Later, with English skills and international education qualifications from high school, the path is laid to prestigious international universities in the English-speaking world and employment opportunities at home and abroad.
But those opportunities aren't distributed equally across socioeconomic groups. Global education in English is largely reserved for middle-class students.
This is creating a divide between those inside the global English proficiency ecosystem and those relegated to parts of the education system where such opportunities don't exist.
[...] It's unfortunate so many schools view an English-speaking model as the gold standard and overlook their own local or regional wisdoms. We need to remember that encouraging young people to join a privileged English-speaking élite educated in foreign universities is only one of many possible educational options.

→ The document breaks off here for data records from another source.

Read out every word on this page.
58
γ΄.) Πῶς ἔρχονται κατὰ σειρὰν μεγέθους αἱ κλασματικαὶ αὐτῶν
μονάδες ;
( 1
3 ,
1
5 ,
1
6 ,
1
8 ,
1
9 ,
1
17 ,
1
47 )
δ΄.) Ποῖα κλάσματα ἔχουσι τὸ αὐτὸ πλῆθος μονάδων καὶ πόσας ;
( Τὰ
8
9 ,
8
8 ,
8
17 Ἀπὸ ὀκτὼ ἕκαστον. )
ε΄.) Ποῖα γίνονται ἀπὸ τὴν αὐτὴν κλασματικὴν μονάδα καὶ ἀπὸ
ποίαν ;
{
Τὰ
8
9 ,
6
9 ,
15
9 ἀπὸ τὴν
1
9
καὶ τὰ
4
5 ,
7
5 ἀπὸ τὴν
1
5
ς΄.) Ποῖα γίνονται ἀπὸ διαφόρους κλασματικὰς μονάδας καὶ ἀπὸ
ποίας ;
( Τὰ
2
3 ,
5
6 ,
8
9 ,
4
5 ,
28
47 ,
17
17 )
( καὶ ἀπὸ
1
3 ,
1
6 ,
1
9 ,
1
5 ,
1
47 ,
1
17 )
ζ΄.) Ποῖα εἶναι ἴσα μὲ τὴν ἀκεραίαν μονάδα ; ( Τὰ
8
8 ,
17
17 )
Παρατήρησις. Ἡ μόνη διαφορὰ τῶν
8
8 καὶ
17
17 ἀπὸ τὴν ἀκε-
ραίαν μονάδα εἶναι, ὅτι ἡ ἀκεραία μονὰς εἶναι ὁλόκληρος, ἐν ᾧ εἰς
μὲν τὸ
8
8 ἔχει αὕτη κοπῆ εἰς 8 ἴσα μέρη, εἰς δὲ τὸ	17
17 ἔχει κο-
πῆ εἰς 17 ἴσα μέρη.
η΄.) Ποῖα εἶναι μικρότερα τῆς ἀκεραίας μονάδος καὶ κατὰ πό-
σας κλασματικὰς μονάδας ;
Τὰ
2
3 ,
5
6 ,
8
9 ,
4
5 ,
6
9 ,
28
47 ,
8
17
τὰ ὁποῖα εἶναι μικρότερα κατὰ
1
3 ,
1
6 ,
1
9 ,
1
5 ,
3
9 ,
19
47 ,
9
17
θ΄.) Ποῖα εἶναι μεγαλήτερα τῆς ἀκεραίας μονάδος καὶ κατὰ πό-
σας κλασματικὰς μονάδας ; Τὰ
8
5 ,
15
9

(Score: 2) by looorg on Tuesday August 11 2020, @01:58PM (2 children)
You might as well just say Ni Hao. You are more likely to find a person that understands that greeting, albeit somewhat depending on where in the world you are. Esperanto is just one gigantic failure of a language.
(Score: 2) by hendrikboom on Wednesday August 12 2020, @01:42AM (1 child)
One thing it got wrong was genders. Yes, it has masculine and feminine. You get the feminine from the masculine bu adding a suffix. To get the common-gender word, you add a prefix. This establishes masculine as the unmarked gender. As a result, speakers tend to use the masculine word in common-gender situations. So if you're talking about ducks, you tend not to bother putting the common-gender prefix on, and you end up using the masculine form even when the ducks are female.
(Score: 2) by hendrikboom on Wednesday August 12 2020, @01:43AM
Should have said I was talking about Espreanto.